Escrevi um epigrama intitulado Algumas inutilidades com o seguinte conteúdo: “Na última faxina encontrei algumas inutilidades: a) carteira de trabalho; b) título de eleitor; e c) um toco de vela”. A minha intenção era bem prosaica: tentei me referir ao desemprego, à minha falta de opção política, igualando a carteira de trabalho e o título de eleitor a um objeto desprezível como me parecia ser o toco de vela. Mas perguntei à minha amiga Tereza Bom Fim como ela tinha interpretado esse aforismo. Ela me disse que esses três elementos mencionados formariam a trajetória de uma pessoa. Imaginou uma viúva muito amorosa que, revirando uma gaveta numa faxina, encontrou esses objetos. A carteira de trabalho representa o tempo de atividade laboral do marido que tanto lutou e não conseguir deixar bens aos herdeiros. Com o título de eleitor participou de tantas escolhas e o país pouco ou nada mudou. E o toco de vela simboliza as várias promessas feitas (e que suas súplicas não foram atendidas). Então a partir de hoje, quando alguém me indagar o que quis dizer naquilo que escrevo, vou me limitar a responder: ─ Pergunte a Tereza.
Ah, a minha mulher me disse que o toco de vela serve para passar no ferro de engomar a fim de deslizar melhor na roupa. Bem, as minhas inutilidades são úteis a alguém. Definitivamente compreendi Lacan: “Só sei o que digo, nunca o que escutam”.
A DUPLA FACE DO ROMANTISMO
As mulheres amam diamantes, mas os homens teimam em mandar flores.
A ARTE DE ATINGIR A UNANIMIDADE
Ao publicar o epigrama acima, uma leitora me enviou a seguinte mensagem: “Achei essa frase muito machista, pois considerou que a mulher é sempre interesseira”. Um sujeito me retrucou: “Sua frase é infeliz por indicar que o homem é um ser avarento”. Parece que, finalmente, atingi a unanimidade. Não posso e não tenho a quem me queixar, meu caro Nelson Rodrigues.
PRINCÍPIO DA PLENITUDE HERMÉTICA DO DIREITO
Sabe o que mais admiro nos juristas? Eles têm respostas pra tudo: e mesmo quando ignoram o indagado, invocam os princípios gerais do Direito.

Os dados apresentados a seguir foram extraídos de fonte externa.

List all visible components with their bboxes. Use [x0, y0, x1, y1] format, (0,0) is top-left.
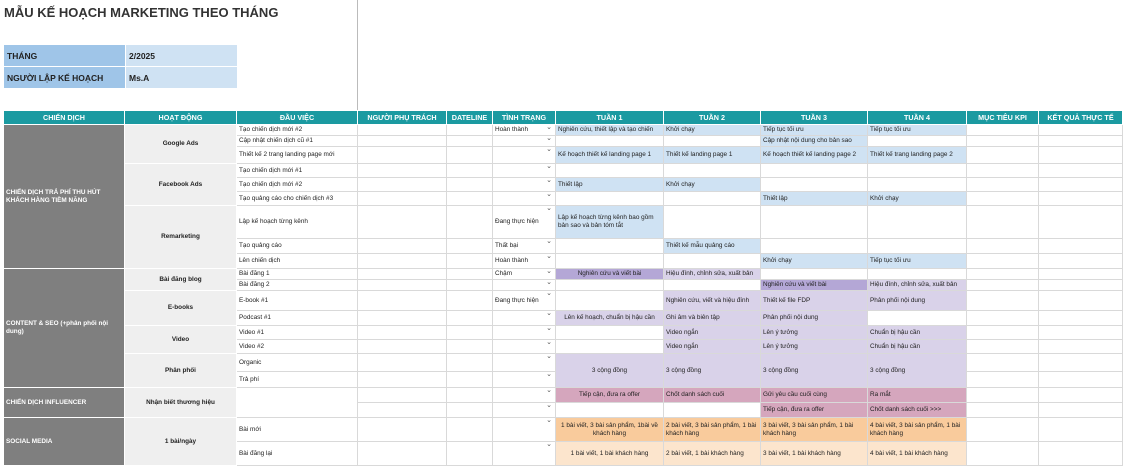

Ah, quem me dera usá-los na angústia da poesia diante do poliedro colorido, do arco-íris e de outras belezas multifacetadas.
RECLAMAÇÃO DO ATRAVESSADOR
A poesia é um brinquedo complicado de montar e não tem o manual de instrução: nem posso invocar o Código de Defesa do Consumidor: não sou o destinatário final.
GENUÍNO
Quando criança, tinha medo do Mickey: não sabia onde ele morava. Mas não temia o Saci-pererê: ele havia de viver no quintal de casa.
ONTOLOGIA DO CASAMENTO
Os juristas não sabem dizer da natureza do casamento. Dizem que se trata de algo sui generis. Mas isso todo casal já sabia.
COCHILO
Comecei a pensar no poema, voltei a dormir e sonhei (…) pois é: perdi o soneto no sonho.
AOS PRETENDENTES
Nem tudo é de todo inútil: talvez meus netos digam aos pretendentes:
— Sabia que meu avô era poeta?
PROTOCOLAR
Era tão protocolar que morreu há poucos dias de concluir o manual dos amantes.
GUARDA-CHUVA
Os bons versos são como guarda-chuva: nos amparam a qualquer tempo.
SUGESTIONISMO
Dona Domingas dizia entonce: ficava rindo com os outros meninos porque D. Domingas não sabia pronunciar então: deixa que D. Domingas falava espanhol sem saber.
PARA NÃO SE LER EM DIA DEPRESSIVO
Nada escapa à morte: nem mesmo este desprezível epigrama.
COMPANHIA
Saudade, a solidão em busca de companhia.
DIÁRIO
No diário o autor revela os outros falando de si mesmo.